Deputy Master Linwood found that the tearing had to be complete for the will. Accordingly, if the answer to issue (b) was that Carry did not authorise her solicitor to complete the destruction, the will would not have been revoked. However, this was not the case.
Did Carry authorise her solicitor to complete the destruction of acquiesce in the same?
The Court found that when Carry could not rip the will any further, her solicitor looked at her and asked if she could help with the remainder to which Carry nodded. The solicitor placed her hands on Carry’s and helped her to complete the tearing. The arguments from the respective parties focused on whether non-verbal communications, such as Carry’s nod, were sufficient authority. Deputy Master Linwood concluded that someone who can speak should not be prevented from positively communicating in a non-verbal way and that Carry had given a positive communication rather than mere acquiescence.

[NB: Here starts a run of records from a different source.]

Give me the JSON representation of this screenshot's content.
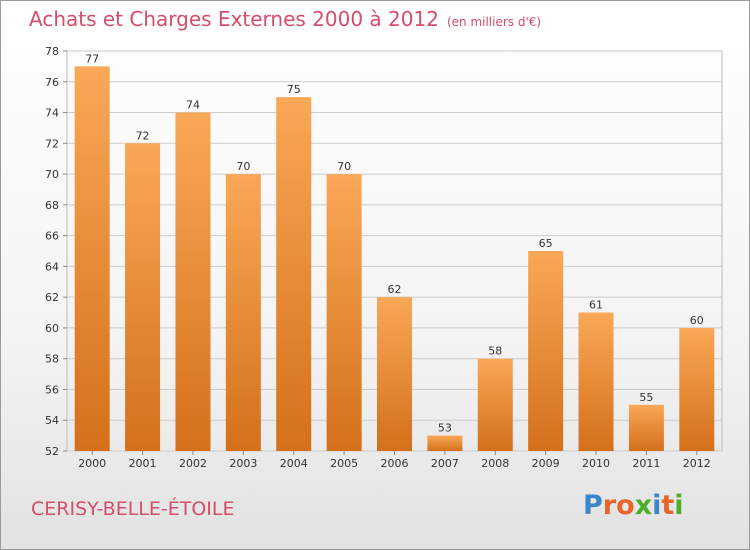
{
  "header": {
    "title": "Achats et Charges Externes 2000 à 2012",
    "unit": "(en milliers d'€)"
  },
  "footer": {
    "commune": "CERISY-BELLE-ÉTOILE",
    "logo_text": "Proxiti"
  },
  "colors": {
    "bar_top": "#f9a857",
    "bar_bottom": "#d4701a",
    "title": "#d44d6b",
    "logo": [
      "#3a86c8",
      "#e8642a",
      "#e8642a",
      "#4caf2a",
      "#3a86c8",
      "#e8642a",
      "#4caf2a"
    ]
  },
  "chart_data": {
    "type": "bar",
    "title": "Achats et Charges Externes 2000 à 2012",
    "subtitle": "(en milliers d'€)",
    "categories": [
      "2000",
      "2001",
      "2002",
      "2003",
      "2004",
      "2005",
      "2006",
      "2007",
      "2008",
      "2009",
      "2010",
      "2011",
      "2012"
    ],
    "values": [
      77,
      72,
      74,
      70,
      75,
      70,
      62,
      53,
      58,
      65,
      61,
      55,
      60
    ],
    "data_labels": [
      "77",
      "72",
      "74",
      "70",
      "75",
      "70",
      "62",
      "53",
      "58",
      "65",
      "61",
      "55",
      "60"
    ],
    "ylim": [
      52,
      78
    ],
    "yticks": [
      "52",
      "54",
      "56",
      "58",
      "60",
      "62",
      "64",
      "66",
      "68",
      "70",
      "72",
      "74",
      "76",
      "78"
    ],
    "xlabel": "",
    "ylabel": "",
    "grid": true
  }
}
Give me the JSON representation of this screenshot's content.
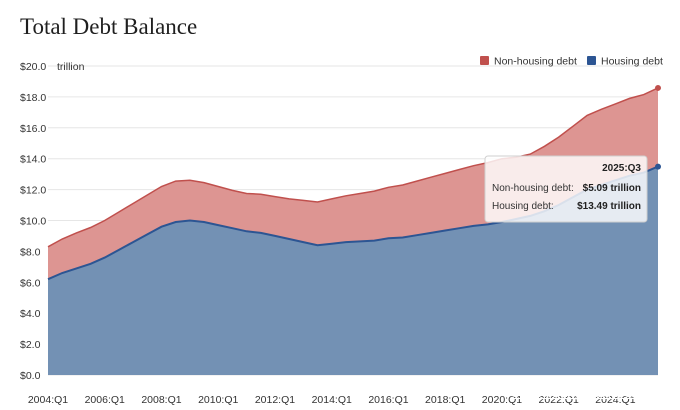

Carry did properly authorise her solicitor complete the destruction of the will.
Did Carry have the requisite intention to destroy the will?
It was concluded that Carry was said to have the requisite intention because of: evidence given by the solicitor that “it was the same old Carry” who had intended this and was known for being stubborn and feisty; Carry was specifically advised on the implications of destroying the will; and, this aligned with earlier instructions given by Carry.
If the will was revoked, did Carry have the mental capacity to do so?
Having concluded that the will was destroyed, the Court addressed the issue as to whether Carry had the mental capacity to revoke the will. Expert evidence was given that Carry did not have capacity while the solicitor remained steadfast that she did, although acknowledged that her capacity was ‘waxing and waning’.
The Court found that Carry did have capacity in the narrow window when the will was destroyed, preferring the evidence of the solicitor who was present over that of the expert. The decision is a stark reminder of how time sensitive decisions as to testamentary capacity can be and the difference that days, or even hours, can make when considering the issue of testamentary capacity.
In sum, the Court concluded that Carry destroyed the will with the intention to revoke it and had the requisite mental capacity to do so. Accordingly, the estate will be administered in accordance with the rules of intestacy and pass to Josephine in its entirety. This was all or nothing claim for the claimants – they will be walking away from proceedings without any benefit from the estate and what is likely to be a substantial adverse costs order after a 3 day trial.
Revoking a will without replacing it can lead to unintended consequences. In the absence of an earlier will, the estate will be administered in accordance with the rules of intestacy which leads to the risk of the estate passing contrary to the deceased’s intentions and/or adverse tax consequences. It is always important to take legal advice and act to ensure your testamentary intentions are formalised.